Micah Parsons Asserts Myles Garrett Far More Dominant Than TJ Watt
And Parsons didn’t stop there.
“People can say whatever they want, but the film does not lie,” the Cowboys linebacker told Gelb. “His presence is way more dominant than T.J. Watt, and that’s just the reality of it.”
Parsons pointed out advanced analytics that factor in pass-rush win rate and double-team rate, which show the impact a player has on an offense during plays that he doesn’t actually record a sack or a tackle for loss or the like.
Garrett was second in the NFL with a pass-rush win rate of 30.5%. He was also double-teamed more than all but two players this season, facing multiple blockers on 28.8% of plays, per ESPN. The Browns also fielded the league’s top-rated defense in yards allowed at 267 per game, and Garrett was far and away the best player on that unit.

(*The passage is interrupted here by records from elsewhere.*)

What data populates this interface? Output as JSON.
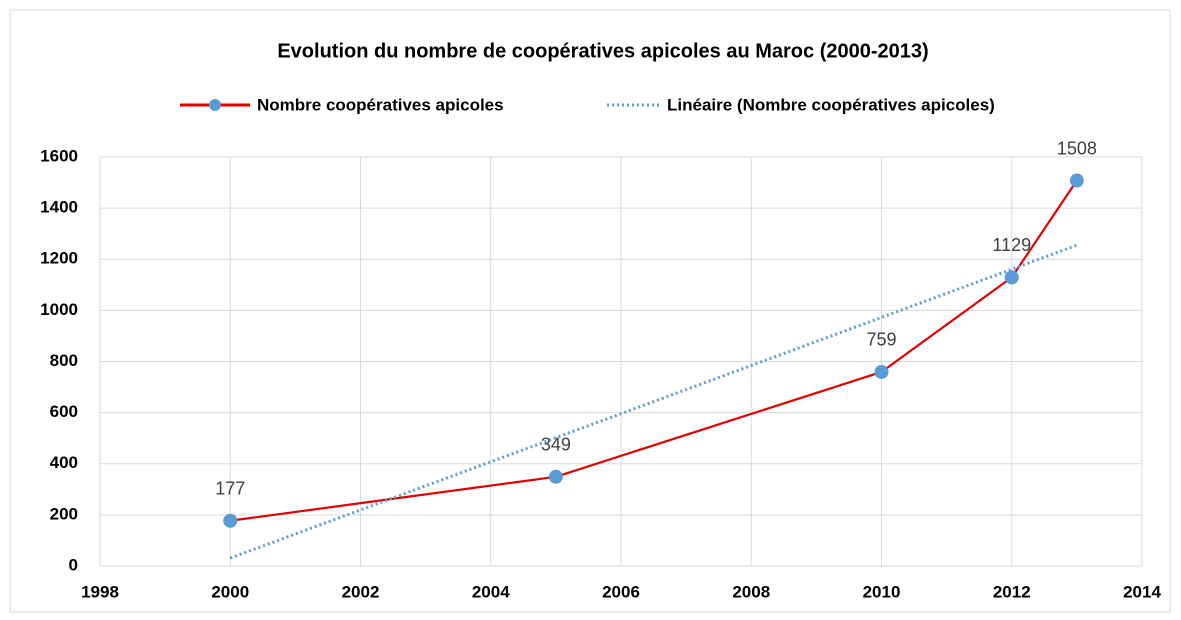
{
  "chart_data": {
    "type": "line",
    "title": "Evolution du nombre de coopératives apicoles au Maroc (2000-2013)",
    "series": [
      {
        "name": "Nombre coopératives apicoles",
        "color": "#e00000",
        "marker_color": "#5b9bd5",
        "style": "solid",
        "x": [
          2000,
          2005,
          2010,
          2012,
          2013
        ],
        "values": [
          177,
          349,
          759,
          1129,
          1508
        ]
      },
      {
        "name": "Linéaire (Nombre coopératives apicoles)",
        "color": "#5b9bd5",
        "style": "dotted",
        "x": [
          2000,
          2013
        ],
        "values": [
          31,
          1255
        ]
      }
    ],
    "xlim": [
      1998,
      2014
    ],
    "xticks": [
      1998,
      2000,
      2002,
      2004,
      2006,
      2008,
      2010,
      2012,
      2014
    ],
    "ylim": [
      0,
      1600
    ],
    "yticks": [
      0,
      200,
      400,
      600,
      800,
      1000,
      1200,
      1400,
      1600
    ],
    "grid": true,
    "legend": "top"
  }
}
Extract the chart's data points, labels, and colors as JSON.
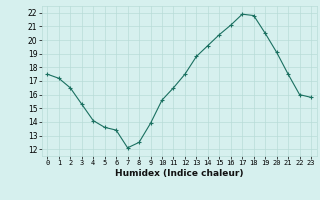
{
  "x": [
    0,
    1,
    2,
    3,
    4,
    5,
    6,
    7,
    8,
    9,
    10,
    11,
    12,
    13,
    14,
    15,
    16,
    17,
    18,
    19,
    20,
    21,
    22,
    23
  ],
  "y": [
    17.5,
    17.2,
    16.5,
    15.3,
    14.1,
    13.6,
    13.4,
    12.1,
    12.5,
    13.9,
    15.6,
    16.5,
    17.5,
    18.8,
    19.6,
    20.4,
    21.1,
    21.9,
    21.8,
    20.5,
    19.1,
    17.5,
    16.0,
    15.8
  ],
  "xlabel": "Humidex (Indice chaleur)",
  "xlim": [
    -0.5,
    23.5
  ],
  "ylim": [
    11.5,
    22.5
  ],
  "yticks": [
    12,
    13,
    14,
    15,
    16,
    17,
    18,
    19,
    20,
    21,
    22
  ],
  "xtick_labels": [
    "0",
    "1",
    "2",
    "3",
    "4",
    "5",
    "6",
    "7",
    "8",
    "9",
    "10",
    "11",
    "12",
    "13",
    "14",
    "15",
    "16",
    "17",
    "18",
    "19",
    "20",
    "21",
    "22",
    "23"
  ],
  "line_color": "#1a7060",
  "marker": "+",
  "bg_color": "#d6f0ee",
  "grid_color": "#b8dcd8"
}
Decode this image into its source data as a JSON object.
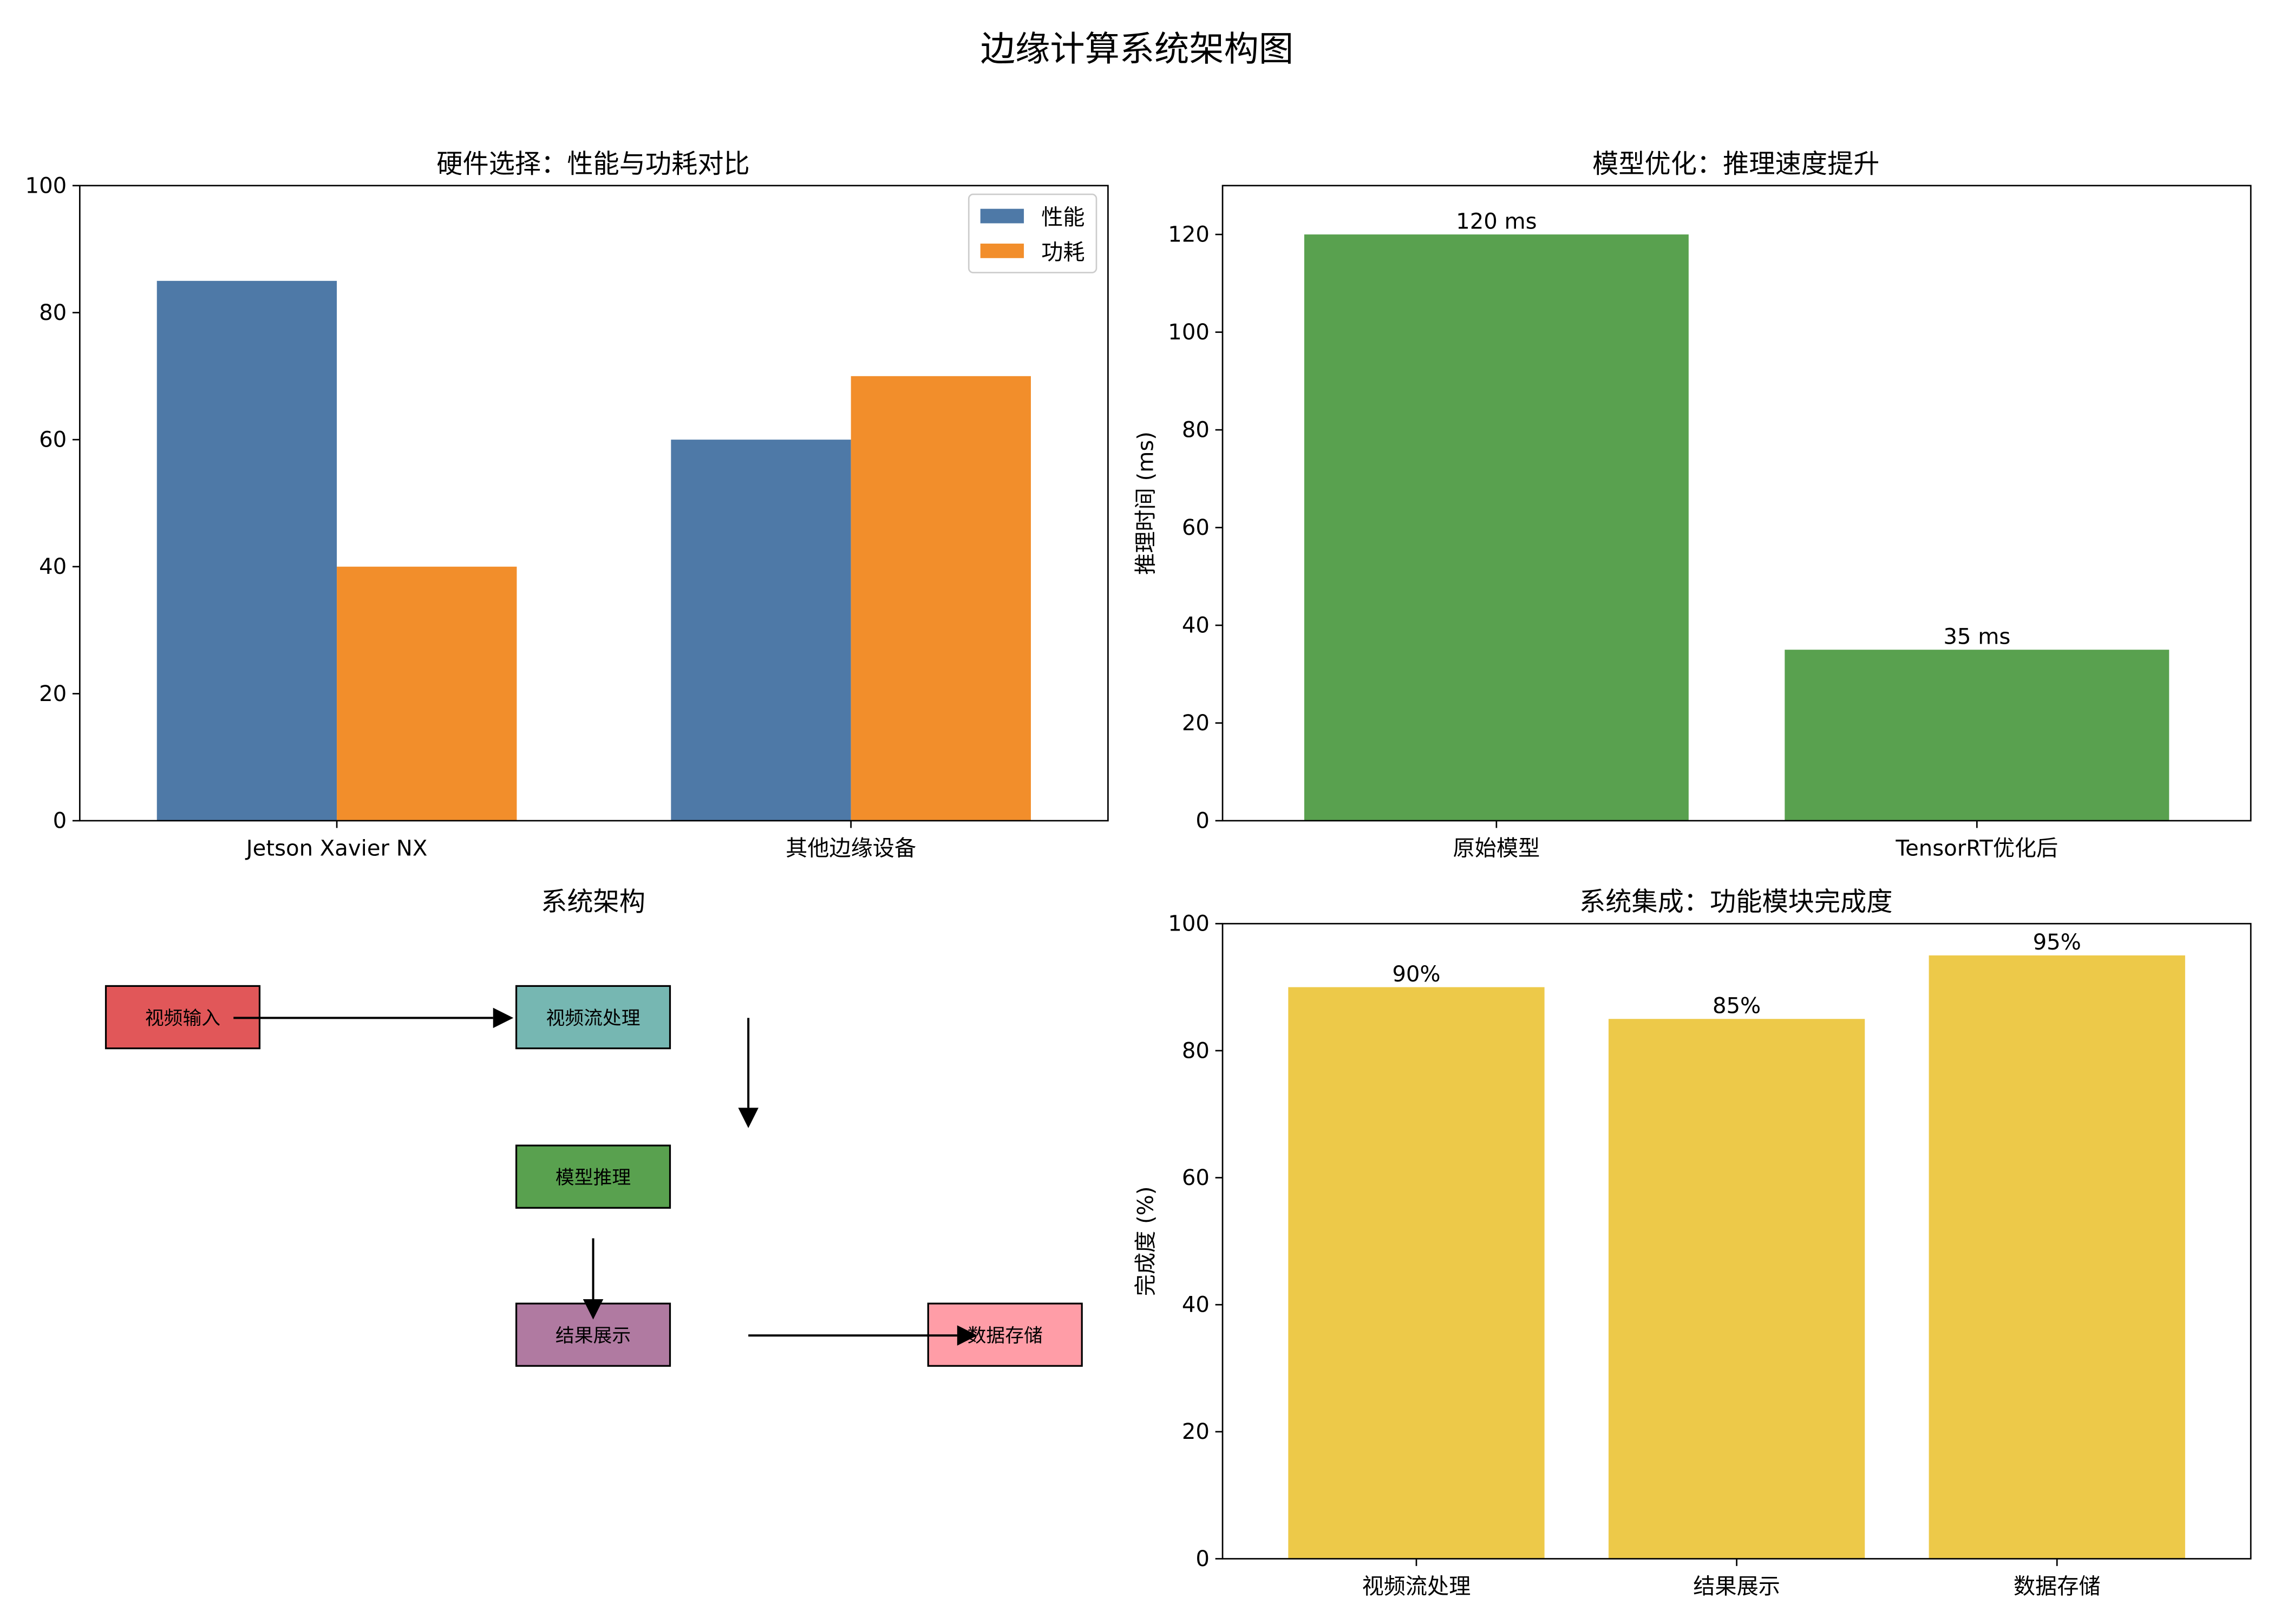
{
  "figure": {
    "suptitle": "边缘计算系统架构图"
  },
  "colors": {
    "performance": "#4e79a7",
    "power": "#f28e2b",
    "inference": "#59a14f",
    "integration": "#edc949",
    "node_input": "#e15759",
    "node_stream": "#76b7b2",
    "node_model": "#59a14f",
    "node_result": "#b07aa1",
    "node_storage": "#ff9da7"
  },
  "architecture": {
    "title": "系统架构",
    "nodes": [
      {
        "id": "input",
        "label": "视频输入",
        "color_key": "node_input"
      },
      {
        "id": "stream",
        "label": "视频流处理",
        "color_key": "node_stream"
      },
      {
        "id": "model",
        "label": "模型推理",
        "color_key": "node_model"
      },
      {
        "id": "result",
        "label": "结果展示",
        "color_key": "node_result"
      },
      {
        "id": "storage",
        "label": "数据存储",
        "color_key": "node_storage"
      }
    ]
  },
  "chart_data": [
    {
      "id": "hardware",
      "type": "bar",
      "title": "硬件选择：性能与功耗对比",
      "xlabel": "",
      "ylabel": "",
      "categories": [
        "Jetson Xavier NX",
        "其他边缘设备"
      ],
      "series": [
        {
          "name": "性能",
          "values": [
            85,
            60
          ],
          "color_key": "performance"
        },
        {
          "name": "功耗",
          "values": [
            40,
            70
          ],
          "color_key": "power"
        }
      ],
      "ylim": [
        0,
        100
      ],
      "yticks": [
        0,
        20,
        40,
        60,
        80,
        100
      ],
      "legend": "top-right",
      "grid": false
    },
    {
      "id": "model_opt",
      "type": "bar",
      "title": "模型优化：推理速度提升",
      "xlabel": "",
      "ylabel": "推理时间 (ms)",
      "categories": [
        "原始模型",
        "TensorRT优化后"
      ],
      "values": [
        120,
        35
      ],
      "data_labels": [
        "120 ms",
        "35 ms"
      ],
      "color_key": "inference",
      "ylim": [
        0,
        130
      ],
      "yticks": [
        0,
        20,
        40,
        60,
        80,
        100,
        120
      ],
      "grid": false
    },
    {
      "id": "integration",
      "type": "bar",
      "title": "系统集成：功能模块完成度",
      "xlabel": "",
      "ylabel": "完成度 (%)",
      "categories": [
        "视频流处理",
        "结果展示",
        "数据存储"
      ],
      "values": [
        90,
        85,
        95
      ],
      "data_labels": [
        "90%",
        "85%",
        "95%"
      ],
      "color_key": "integration",
      "ylim": [
        0,
        100
      ],
      "yticks": [
        0,
        20,
        40,
        60,
        80,
        100
      ],
      "grid": false
    }
  ]
}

“I know the focus is on sack numbers,” Browns general manager Andrew Berry told Jake Trotter of ESPN. “That really doesn’t tell the whole story. … He played at a really high level for us down the stretch.”
Micah Parsons Takes Shot at Pro Sports Culture That Puts Down Accomplishments of Greats Like Myles Garrett
Parsons said he has no issue with Garrett, or even with Watt. For him, the problem is more about a culture around sports where greatness can’t be appreciated fully in the face of competitiveness.
There’s no beef at all. One thing I hate about the NFL community and NBA community, we just hate when someone else wins.
When I lost to T.J., I did not go in and say, “I got snubbed.” I just said, “I’m going to go to work.” When I lost to Nick Bosa the year after that, I did not say, “I got snubbed.” I just said, “I’m going to work.”
The biggest mistake in people is saying that someone is not deserving. Who are you to say someone is not deserving of an award of that magnitude?